His assertion that secret information is not inherently more accurate than public information leads Moynihan to disparage the CIA. This reflects Moynihan’s very public crusade against the CIA, an agency that he called outdated and archaic. He points out that the CIA budget was, by 1990, five times as large as the State Department’s. There is something undemocratic about such a vast sum being spent in almost total secrecy with little or no accountability, and this makes it hard not to empathize with Moynihan’s sturm und drang.

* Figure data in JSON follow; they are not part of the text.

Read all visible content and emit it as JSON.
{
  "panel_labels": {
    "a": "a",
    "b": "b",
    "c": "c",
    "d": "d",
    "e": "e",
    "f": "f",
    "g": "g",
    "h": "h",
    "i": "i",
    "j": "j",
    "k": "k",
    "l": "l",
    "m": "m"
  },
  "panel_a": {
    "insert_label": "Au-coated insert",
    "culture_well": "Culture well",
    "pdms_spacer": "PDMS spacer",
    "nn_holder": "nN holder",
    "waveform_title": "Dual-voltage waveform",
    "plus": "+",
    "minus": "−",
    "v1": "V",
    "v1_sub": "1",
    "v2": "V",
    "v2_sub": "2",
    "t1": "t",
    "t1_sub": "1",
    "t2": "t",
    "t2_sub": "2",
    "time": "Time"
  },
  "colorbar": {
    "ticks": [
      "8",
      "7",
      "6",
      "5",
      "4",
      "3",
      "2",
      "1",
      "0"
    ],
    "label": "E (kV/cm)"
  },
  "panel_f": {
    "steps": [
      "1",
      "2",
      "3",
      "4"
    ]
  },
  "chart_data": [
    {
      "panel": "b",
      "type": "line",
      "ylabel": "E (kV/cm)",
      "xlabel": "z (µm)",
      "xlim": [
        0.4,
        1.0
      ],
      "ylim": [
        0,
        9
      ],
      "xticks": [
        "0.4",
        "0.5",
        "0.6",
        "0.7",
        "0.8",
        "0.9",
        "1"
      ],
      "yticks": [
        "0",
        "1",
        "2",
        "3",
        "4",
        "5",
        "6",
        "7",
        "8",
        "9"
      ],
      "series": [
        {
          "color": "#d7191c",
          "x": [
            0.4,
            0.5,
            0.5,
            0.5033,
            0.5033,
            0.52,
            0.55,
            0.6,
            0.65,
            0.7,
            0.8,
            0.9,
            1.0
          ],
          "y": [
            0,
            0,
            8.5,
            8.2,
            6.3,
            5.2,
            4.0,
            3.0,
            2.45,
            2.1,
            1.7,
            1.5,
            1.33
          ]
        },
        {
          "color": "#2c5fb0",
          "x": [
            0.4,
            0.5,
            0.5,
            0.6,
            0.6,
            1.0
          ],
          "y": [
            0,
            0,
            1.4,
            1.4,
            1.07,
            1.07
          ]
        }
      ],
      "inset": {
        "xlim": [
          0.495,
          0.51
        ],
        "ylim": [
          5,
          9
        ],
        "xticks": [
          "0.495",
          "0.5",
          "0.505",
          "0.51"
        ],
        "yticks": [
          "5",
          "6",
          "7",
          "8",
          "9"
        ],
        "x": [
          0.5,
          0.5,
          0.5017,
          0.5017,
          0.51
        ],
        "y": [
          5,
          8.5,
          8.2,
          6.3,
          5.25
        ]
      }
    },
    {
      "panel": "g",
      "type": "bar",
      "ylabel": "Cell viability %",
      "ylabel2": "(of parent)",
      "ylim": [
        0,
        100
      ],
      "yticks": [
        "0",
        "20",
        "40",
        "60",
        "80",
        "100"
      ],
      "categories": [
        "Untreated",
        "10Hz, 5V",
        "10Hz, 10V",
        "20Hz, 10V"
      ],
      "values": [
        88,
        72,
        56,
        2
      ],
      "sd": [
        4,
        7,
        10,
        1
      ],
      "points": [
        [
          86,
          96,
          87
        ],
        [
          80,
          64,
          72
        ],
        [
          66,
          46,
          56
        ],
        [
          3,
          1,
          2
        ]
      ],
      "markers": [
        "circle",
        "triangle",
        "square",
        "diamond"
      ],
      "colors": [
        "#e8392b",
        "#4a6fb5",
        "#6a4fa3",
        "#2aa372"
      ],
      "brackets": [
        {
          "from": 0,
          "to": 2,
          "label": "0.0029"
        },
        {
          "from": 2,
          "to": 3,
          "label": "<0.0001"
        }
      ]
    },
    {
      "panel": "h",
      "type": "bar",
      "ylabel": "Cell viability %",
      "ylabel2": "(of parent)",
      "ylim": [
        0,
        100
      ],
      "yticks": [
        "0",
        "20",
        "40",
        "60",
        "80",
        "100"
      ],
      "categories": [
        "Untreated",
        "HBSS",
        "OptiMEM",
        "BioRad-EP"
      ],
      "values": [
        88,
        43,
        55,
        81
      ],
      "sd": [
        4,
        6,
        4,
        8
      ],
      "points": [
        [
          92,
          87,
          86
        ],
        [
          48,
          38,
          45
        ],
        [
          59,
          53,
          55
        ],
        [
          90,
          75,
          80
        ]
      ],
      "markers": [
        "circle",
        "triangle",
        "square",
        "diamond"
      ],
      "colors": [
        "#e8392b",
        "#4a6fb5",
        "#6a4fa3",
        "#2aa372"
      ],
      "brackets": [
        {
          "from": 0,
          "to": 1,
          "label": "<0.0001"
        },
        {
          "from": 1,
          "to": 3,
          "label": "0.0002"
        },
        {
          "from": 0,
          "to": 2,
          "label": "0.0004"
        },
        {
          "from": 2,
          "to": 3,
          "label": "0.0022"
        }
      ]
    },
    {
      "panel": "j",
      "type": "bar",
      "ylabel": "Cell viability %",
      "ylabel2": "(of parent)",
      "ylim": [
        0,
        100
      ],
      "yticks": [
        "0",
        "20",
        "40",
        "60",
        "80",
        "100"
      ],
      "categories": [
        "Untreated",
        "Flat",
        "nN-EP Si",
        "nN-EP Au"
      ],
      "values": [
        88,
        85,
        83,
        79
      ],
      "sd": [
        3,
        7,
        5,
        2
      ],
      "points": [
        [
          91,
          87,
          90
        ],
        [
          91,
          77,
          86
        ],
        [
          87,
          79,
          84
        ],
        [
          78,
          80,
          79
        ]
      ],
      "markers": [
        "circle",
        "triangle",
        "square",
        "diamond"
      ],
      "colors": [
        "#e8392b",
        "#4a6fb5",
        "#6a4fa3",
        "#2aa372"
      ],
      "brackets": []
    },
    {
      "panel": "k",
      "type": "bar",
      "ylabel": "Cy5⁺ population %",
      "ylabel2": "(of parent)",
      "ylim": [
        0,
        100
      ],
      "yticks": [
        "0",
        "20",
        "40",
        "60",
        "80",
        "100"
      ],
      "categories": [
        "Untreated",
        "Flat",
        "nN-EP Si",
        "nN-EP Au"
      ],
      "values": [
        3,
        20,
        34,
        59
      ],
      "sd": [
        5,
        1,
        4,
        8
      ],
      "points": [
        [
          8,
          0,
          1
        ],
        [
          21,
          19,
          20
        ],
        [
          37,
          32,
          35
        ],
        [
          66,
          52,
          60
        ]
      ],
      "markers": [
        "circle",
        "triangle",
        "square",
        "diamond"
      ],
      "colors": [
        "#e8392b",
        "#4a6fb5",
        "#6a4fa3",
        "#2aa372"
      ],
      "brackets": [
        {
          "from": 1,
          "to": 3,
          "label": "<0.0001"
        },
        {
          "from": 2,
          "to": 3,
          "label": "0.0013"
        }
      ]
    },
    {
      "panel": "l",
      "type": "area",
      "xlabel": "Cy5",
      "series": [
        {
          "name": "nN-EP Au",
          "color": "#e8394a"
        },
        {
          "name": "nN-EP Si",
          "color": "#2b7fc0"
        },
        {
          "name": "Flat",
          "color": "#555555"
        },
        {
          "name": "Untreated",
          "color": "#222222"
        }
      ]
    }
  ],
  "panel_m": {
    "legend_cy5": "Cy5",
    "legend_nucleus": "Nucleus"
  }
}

Efforts to reform government secrecy have been underfoot for decades. Moynihan gives vivid descriptions of the findings of the various Congressional commissions charged with streamlining the process but notes that all failed to reform intelligence gathering. Wearily, he makes a hopeful case for the dawn of a new era, one of openness. The internet has, Moynihan claims, opened the eyes of the world and seriously compromised a bureaucracy’s ability to hoard secrets. With open sources, we have the vast majority of information needed to make informed decisions. This, he says, will wear away at the notion that “clandestine collection…equals greater intelligence.” He quotes George F. Kennan, who legitimized containment theory, as an authority who asserts that “upwards of 95% of what we need to know about foreign countries could be very well obtained by the careful and competent study of perfectly legitimate sources of information open and available to us in the rich library and archival holdings of this country.” Would it were that American policy could function off of this directive. It could have saved untold sums and lives during the decades of posturing that ended in 1991. But was secrecy singularly responsible? It seems more plausible that the ideology of the Cold War (edified by government secrecy) played a bigger role in holding the West hostage; it was us vs. them without any room for disagreement. Indeed, Moynihan’s own belief in the eventual self-implosion of the USSR was ignored for well over a decade. When the collapse came, the intelligentsia sat stunned. Had we won? Well, yes. But the bureaucracies and their secrets did not carry the day.